Mr. Pandit, who took over as CEO late in 2007 after Citi stumbled badly amid the credit crisis, said in the future, the function and not the form of an institution should dictate whether it is subject to financial services regulation.
Questions for financial institutions, he said, include: "Do they warehouse risk? Do they borrow short and lend long? And will their failure impact the financial system? Functional consistency is the key, and capital consistency should follow functional consistency."
"Every institution has the right to lose all the money they want, but no one has the right to impose their dysfunctionality on others in the system," he said. An uneven application of rules can only worsen the threat of system risk, he said.
Mr. Pandit pointed to the recent unprecedented opening of the Federal Reserve Board discount window to nonbank dealers, a move that a month earlier could have helped Bear Stearns Cos. in its final days when its capital base was depleted.

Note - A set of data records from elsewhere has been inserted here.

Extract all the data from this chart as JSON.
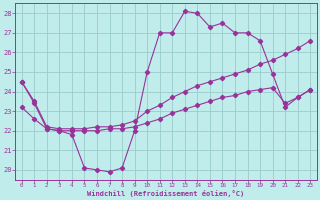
{
  "xlabel": "Windchill (Refroidissement éolien,°C)",
  "bg_color": "#c0ecec",
  "grid_color": "#99cccc",
  "line_color": "#993399",
  "ylim": [
    19.5,
    28.5
  ],
  "yticks": [
    20,
    21,
    22,
    23,
    24,
    25,
    26,
    27,
    28
  ],
  "xticks": [
    0,
    1,
    2,
    3,
    4,
    5,
    6,
    7,
    8,
    9,
    10,
    11,
    12,
    13,
    14,
    15,
    16,
    17,
    18,
    19,
    20,
    21,
    22,
    23
  ],
  "line1_x": [
    0,
    1,
    2,
    3,
    4,
    5,
    6,
    7,
    8,
    9,
    10,
    11,
    12,
    13,
    14,
    15,
    16,
    17,
    18,
    19,
    20,
    21,
    22,
    23
  ],
  "line1_y": [
    24.5,
    23.4,
    22.1,
    22.0,
    21.8,
    20.1,
    20.0,
    19.9,
    20.1,
    22.0,
    25.0,
    27.0,
    27.0,
    28.1,
    28.0,
    27.3,
    27.5,
    27.0,
    27.0,
    26.6,
    24.9,
    23.2,
    23.7,
    24.1
  ],
  "line2_x": [
    0,
    1,
    2,
    3,
    4,
    5,
    6,
    7,
    8,
    9,
    10,
    11,
    12,
    13,
    14,
    15,
    16,
    17,
    18,
    19,
    20,
    21,
    22,
    23
  ],
  "line2_y": [
    24.5,
    23.5,
    22.2,
    22.1,
    22.1,
    22.1,
    22.2,
    22.2,
    22.3,
    22.5,
    23.0,
    23.3,
    23.7,
    24.0,
    24.3,
    24.5,
    24.7,
    24.9,
    25.1,
    25.4,
    25.6,
    25.9,
    26.2,
    26.6
  ],
  "line3_x": [
    0,
    1,
    2,
    3,
    4,
    5,
    6,
    7,
    8,
    9,
    10,
    11,
    12,
    13,
    14,
    15,
    16,
    17,
    18,
    19,
    20,
    21,
    22,
    23
  ],
  "line3_y": [
    23.2,
    22.6,
    22.1,
    22.0,
    22.0,
    22.0,
    22.0,
    22.1,
    22.1,
    22.2,
    22.4,
    22.6,
    22.9,
    23.1,
    23.3,
    23.5,
    23.7,
    23.8,
    24.0,
    24.1,
    24.2,
    23.4,
    23.7,
    24.1
  ]
}
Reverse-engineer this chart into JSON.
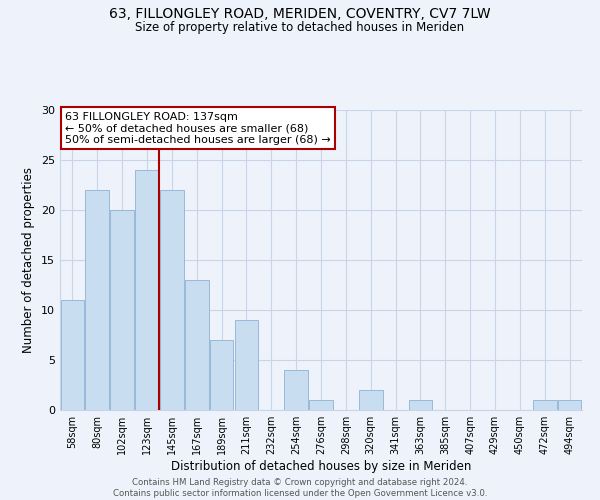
{
  "title1": "63, FILLONGLEY ROAD, MERIDEN, COVENTRY, CV7 7LW",
  "title2": "Size of property relative to detached houses in Meriden",
  "xlabel": "Distribution of detached houses by size in Meriden",
  "ylabel": "Number of detached properties",
  "categories": [
    "58sqm",
    "80sqm",
    "102sqm",
    "123sqm",
    "145sqm",
    "167sqm",
    "189sqm",
    "211sqm",
    "232sqm",
    "254sqm",
    "276sqm",
    "298sqm",
    "320sqm",
    "341sqm",
    "363sqm",
    "385sqm",
    "407sqm",
    "429sqm",
    "450sqm",
    "472sqm",
    "494sqm"
  ],
  "values": [
    11,
    22,
    20,
    24,
    22,
    13,
    7,
    9,
    0,
    4,
    1,
    0,
    2,
    0,
    1,
    0,
    0,
    0,
    0,
    1,
    1
  ],
  "bar_color": "#c8ddf0",
  "bar_edge_color": "#9ab8d8",
  "highlight_line_color": "#aa0000",
  "annotation_title": "63 FILLONGLEY ROAD: 137sqm",
  "annotation_line1": "← 50% of detached houses are smaller (68)",
  "annotation_line2": "50% of semi-detached houses are larger (68) →",
  "annotation_box_color": "#ffffff",
  "annotation_box_edge": "#aa0000",
  "ylim": [
    0,
    30
  ],
  "yticks": [
    0,
    5,
    10,
    15,
    20,
    25,
    30
  ],
  "footer1": "Contains HM Land Registry data © Crown copyright and database right 2024.",
  "footer2": "Contains public sector information licensed under the Open Government Licence v3.0.",
  "bg_color": "#eef3fb",
  "grid_color": "#c8d4e8"
}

"But by definition, unprecedented events set a precedent," he said. "And regardless of whether that window is officially opened or closed, the market now assumes that it will be opened if necessary on an ad hoc basis. This is a hot topic of debate in the U.S. as you can imagine."
Asked if hedge funds that lend should be subject to oversight, Mr. Pandit said one has to take into account whether an institution is "systemically important."

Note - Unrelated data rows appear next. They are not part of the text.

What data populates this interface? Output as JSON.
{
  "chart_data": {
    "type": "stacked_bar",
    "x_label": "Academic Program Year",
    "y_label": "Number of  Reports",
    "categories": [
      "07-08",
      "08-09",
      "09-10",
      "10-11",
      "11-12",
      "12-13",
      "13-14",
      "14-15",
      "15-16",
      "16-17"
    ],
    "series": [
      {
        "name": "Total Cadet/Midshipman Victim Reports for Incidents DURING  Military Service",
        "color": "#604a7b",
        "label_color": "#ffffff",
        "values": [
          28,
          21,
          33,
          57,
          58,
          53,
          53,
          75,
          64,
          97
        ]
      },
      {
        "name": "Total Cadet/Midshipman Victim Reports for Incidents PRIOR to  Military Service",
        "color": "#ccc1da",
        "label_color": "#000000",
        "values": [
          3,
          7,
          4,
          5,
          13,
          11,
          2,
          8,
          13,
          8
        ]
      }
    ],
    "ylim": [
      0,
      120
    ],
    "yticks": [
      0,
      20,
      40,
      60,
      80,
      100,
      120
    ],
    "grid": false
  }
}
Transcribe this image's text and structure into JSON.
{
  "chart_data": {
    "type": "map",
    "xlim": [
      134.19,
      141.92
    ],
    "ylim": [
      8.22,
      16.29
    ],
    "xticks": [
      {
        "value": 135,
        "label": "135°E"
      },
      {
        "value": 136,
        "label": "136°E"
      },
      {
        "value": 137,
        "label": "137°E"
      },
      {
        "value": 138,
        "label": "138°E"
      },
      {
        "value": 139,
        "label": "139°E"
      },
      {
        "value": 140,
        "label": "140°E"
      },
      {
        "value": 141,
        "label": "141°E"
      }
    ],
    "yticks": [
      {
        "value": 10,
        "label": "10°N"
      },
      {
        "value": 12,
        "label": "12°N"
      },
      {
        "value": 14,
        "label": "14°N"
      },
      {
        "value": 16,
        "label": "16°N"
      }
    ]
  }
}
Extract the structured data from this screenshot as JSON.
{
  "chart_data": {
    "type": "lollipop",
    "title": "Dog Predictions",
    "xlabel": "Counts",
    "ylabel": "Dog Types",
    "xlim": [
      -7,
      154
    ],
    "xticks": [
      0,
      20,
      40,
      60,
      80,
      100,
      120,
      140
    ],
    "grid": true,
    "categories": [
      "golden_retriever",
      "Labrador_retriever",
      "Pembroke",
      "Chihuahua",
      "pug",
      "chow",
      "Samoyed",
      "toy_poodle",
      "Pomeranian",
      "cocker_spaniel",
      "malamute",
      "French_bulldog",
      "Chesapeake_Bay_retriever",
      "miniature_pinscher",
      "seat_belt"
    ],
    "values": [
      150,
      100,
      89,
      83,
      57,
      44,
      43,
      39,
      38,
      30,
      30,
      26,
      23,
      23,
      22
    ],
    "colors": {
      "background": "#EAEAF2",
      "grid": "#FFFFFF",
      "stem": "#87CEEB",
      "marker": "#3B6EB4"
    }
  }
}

"Once a company gets large enough to impact the financial system, shouldn't it operate under the same systemic-risk umbrella in terms of capital, liquidity, and transparency?" he said.
Mr. Pandit said the summertime will be important, because that is when the housing market is the most active.
"Home sales will indicate whether we are on a short or long rebalancing path," he said, referring to banks' rebalancing of the balance sheet through asset disposals, capital increases, and changing the duration of their funding.